Tego samego wieczoru gdy fotografowałem Marsa i Wenus, poświęciłem
też sporo czasu Jowiszowi i jego księżycom. A działo się oj działo! .
Jak tylko Jowisz
wyszedł zza lasu na wysokość ok. 14*, przystąpiłem do ataku. Na początek, całkiem przypadkowo,
udało mi się sfotografować tuż obok Jowisza, przelot
trzech lecących w szyku, satelitów szpiegowskich NOSS., służących do szpiegowania
okrętów na oceanie.
Tutaj nieco więcej informacji NOSS
Widać na nim WCP (Wielką Czerwoną Plamę) na
samym brzegu lewej strony tarczy
planety.
O godz 19:26 zaczęły dziać się ciekawe rzeczy.Nastąpiło bowiem częściowe zakrycie Io przez
Europę.
Pomimo że zdjęcia wykonywałem aparatem cyfrowym w projekcji okularowej
udało mi się zarejestrować bardzo bliskie spotkanie tych dwóch jowiszowych księżyców.
Na zdjęciu widzimy oba księżyce bardzo blisko siebie a w oddaleniu przygląda się temu największy, Ganimedes...
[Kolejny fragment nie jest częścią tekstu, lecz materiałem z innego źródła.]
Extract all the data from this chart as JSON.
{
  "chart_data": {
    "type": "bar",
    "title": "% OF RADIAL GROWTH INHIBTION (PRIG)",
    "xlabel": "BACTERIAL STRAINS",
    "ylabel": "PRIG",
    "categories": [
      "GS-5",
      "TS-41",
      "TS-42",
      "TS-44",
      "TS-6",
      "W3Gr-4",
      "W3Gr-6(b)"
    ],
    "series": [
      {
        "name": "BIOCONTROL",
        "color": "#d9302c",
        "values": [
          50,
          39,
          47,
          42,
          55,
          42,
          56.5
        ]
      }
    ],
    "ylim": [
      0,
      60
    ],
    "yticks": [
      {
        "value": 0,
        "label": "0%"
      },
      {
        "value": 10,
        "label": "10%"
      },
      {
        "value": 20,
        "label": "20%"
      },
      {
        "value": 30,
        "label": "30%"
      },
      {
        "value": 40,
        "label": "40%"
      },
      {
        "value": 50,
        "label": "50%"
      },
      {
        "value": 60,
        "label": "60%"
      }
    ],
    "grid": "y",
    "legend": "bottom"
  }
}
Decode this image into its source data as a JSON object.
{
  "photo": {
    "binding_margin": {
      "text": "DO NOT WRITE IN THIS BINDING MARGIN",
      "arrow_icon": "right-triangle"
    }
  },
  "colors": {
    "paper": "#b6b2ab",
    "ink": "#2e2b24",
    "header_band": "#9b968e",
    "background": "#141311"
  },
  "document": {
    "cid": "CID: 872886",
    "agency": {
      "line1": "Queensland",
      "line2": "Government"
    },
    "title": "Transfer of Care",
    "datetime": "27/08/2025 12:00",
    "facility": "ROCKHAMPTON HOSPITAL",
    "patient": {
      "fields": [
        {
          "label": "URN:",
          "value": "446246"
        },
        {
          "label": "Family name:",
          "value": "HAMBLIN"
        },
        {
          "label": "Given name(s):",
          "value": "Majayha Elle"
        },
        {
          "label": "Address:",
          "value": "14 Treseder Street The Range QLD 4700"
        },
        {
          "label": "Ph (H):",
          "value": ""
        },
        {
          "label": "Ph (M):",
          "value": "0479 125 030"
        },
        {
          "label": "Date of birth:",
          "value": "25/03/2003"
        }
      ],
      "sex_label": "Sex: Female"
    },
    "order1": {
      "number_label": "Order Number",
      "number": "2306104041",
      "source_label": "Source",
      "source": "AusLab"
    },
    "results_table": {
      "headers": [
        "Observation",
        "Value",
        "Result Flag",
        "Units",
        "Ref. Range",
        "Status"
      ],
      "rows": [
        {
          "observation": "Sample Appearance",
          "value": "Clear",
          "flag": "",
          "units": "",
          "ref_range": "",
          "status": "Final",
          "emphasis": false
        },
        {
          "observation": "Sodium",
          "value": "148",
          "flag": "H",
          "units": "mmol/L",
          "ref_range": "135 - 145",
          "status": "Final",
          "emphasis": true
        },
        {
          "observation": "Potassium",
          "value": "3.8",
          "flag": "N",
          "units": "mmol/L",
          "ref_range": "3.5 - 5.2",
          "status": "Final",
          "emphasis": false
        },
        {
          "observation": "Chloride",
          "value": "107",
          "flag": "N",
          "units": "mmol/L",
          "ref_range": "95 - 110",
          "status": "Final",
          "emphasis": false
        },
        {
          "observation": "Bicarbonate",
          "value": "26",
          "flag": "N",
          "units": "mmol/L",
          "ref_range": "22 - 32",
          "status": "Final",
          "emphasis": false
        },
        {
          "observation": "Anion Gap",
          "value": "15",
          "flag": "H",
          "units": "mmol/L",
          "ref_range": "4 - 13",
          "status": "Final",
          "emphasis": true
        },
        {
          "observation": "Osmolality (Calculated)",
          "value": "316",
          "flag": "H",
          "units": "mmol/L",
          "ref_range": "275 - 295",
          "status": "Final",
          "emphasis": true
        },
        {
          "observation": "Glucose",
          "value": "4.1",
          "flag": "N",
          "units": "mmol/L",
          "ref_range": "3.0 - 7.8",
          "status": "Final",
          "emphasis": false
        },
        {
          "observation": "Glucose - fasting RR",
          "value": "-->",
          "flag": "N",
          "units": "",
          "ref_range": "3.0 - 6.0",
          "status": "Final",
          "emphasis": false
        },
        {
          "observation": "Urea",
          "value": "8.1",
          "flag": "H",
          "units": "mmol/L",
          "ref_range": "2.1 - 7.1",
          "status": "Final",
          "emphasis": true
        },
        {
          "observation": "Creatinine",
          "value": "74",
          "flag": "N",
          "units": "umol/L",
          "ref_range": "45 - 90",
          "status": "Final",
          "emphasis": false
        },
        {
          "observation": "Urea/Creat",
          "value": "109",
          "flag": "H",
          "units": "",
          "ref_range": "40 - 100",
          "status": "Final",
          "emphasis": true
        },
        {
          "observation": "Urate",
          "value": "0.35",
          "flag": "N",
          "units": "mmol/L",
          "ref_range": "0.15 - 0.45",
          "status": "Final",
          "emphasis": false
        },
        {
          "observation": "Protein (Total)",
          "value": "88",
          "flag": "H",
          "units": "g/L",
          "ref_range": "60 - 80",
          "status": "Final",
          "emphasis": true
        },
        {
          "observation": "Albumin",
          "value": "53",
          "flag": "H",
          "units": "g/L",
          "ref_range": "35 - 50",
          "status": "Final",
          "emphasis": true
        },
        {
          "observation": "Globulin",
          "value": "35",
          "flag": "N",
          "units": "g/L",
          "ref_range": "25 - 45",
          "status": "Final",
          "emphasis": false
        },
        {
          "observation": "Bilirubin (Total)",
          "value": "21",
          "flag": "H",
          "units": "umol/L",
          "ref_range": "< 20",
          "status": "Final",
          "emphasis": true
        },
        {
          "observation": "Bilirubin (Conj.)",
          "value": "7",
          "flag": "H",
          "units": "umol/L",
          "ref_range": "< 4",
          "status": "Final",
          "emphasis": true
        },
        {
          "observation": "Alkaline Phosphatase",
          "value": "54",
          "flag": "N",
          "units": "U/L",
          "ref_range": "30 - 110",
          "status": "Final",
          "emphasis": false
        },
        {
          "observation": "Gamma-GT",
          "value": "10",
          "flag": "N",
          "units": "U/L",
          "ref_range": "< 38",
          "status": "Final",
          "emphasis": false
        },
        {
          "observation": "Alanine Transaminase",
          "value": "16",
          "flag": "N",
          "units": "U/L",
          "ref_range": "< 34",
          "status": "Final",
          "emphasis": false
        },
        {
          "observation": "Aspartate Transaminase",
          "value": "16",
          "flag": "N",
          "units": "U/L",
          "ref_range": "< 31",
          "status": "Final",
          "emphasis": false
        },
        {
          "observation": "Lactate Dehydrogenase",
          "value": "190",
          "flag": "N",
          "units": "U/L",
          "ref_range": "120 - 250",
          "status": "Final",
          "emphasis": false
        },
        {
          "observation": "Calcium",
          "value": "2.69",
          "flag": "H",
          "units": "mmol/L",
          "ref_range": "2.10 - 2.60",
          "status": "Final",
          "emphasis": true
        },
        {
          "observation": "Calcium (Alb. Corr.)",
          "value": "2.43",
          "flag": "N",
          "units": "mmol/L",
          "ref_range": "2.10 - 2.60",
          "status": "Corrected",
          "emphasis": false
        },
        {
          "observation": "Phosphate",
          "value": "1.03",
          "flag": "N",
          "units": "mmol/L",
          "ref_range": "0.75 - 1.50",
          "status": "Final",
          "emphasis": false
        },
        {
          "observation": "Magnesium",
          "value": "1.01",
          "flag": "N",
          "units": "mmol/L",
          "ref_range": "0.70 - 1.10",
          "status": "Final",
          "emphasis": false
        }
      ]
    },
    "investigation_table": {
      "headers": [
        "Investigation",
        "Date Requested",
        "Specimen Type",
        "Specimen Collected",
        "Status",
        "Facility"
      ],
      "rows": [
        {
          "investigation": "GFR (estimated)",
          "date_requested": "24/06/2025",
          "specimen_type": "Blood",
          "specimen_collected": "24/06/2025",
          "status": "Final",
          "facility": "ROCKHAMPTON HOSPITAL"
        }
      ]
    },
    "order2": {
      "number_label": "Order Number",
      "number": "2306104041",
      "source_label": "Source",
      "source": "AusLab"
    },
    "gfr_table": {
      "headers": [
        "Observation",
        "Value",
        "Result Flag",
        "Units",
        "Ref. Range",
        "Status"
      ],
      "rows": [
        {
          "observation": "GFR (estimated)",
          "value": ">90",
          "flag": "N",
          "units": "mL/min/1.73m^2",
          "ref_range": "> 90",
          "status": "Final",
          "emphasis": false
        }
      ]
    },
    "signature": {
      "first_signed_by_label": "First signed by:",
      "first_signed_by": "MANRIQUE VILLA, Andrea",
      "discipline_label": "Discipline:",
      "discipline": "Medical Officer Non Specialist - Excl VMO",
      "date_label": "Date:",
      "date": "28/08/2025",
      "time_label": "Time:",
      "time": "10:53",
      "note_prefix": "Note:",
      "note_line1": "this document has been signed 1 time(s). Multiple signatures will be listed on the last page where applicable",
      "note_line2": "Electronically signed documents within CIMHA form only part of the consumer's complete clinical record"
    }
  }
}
Następnie, po krótkiej przerwie na gorącą herbatę wróciłem
do teleskopu i ponownie zarejestrowałem kilka avików Jowisza z których otrzymałem
takie oto zdjęcia...
widać na nich że WCP przesunęła się już na prawą stronę
tarczy planety.
Potem wędrowała coraz bliżej brzegu żeby w końcu zniknąć po drugiej stronie tarczy...
Na koniec ok. godz 22:26 Io znów rozrabiał! Tym razem to on był
górą i częściowo zakrył największego z jowiszowych księżyców, Ganimedesa…
Oto kilka zdjęć z tego manewru :)
Io zbliża się do Ganimedesa
Blisko, coraz bliżej...
...
W końcu złączeni w jedno...
Choć trochę zmarzłem a teleskop oszroniał,to był bardzo miły
i owocny wieczór obserwacyjny.
Zbliżenie Marsa i Wenus potem szaleństwo w układzie księżyców
Jowisza było super :):):)
Mariusz Rudziński
Fajny jest piąty Jowisz patrząc od góry . Jak zwykle Świetnie wszystko opisane. BRAWO Mariusz.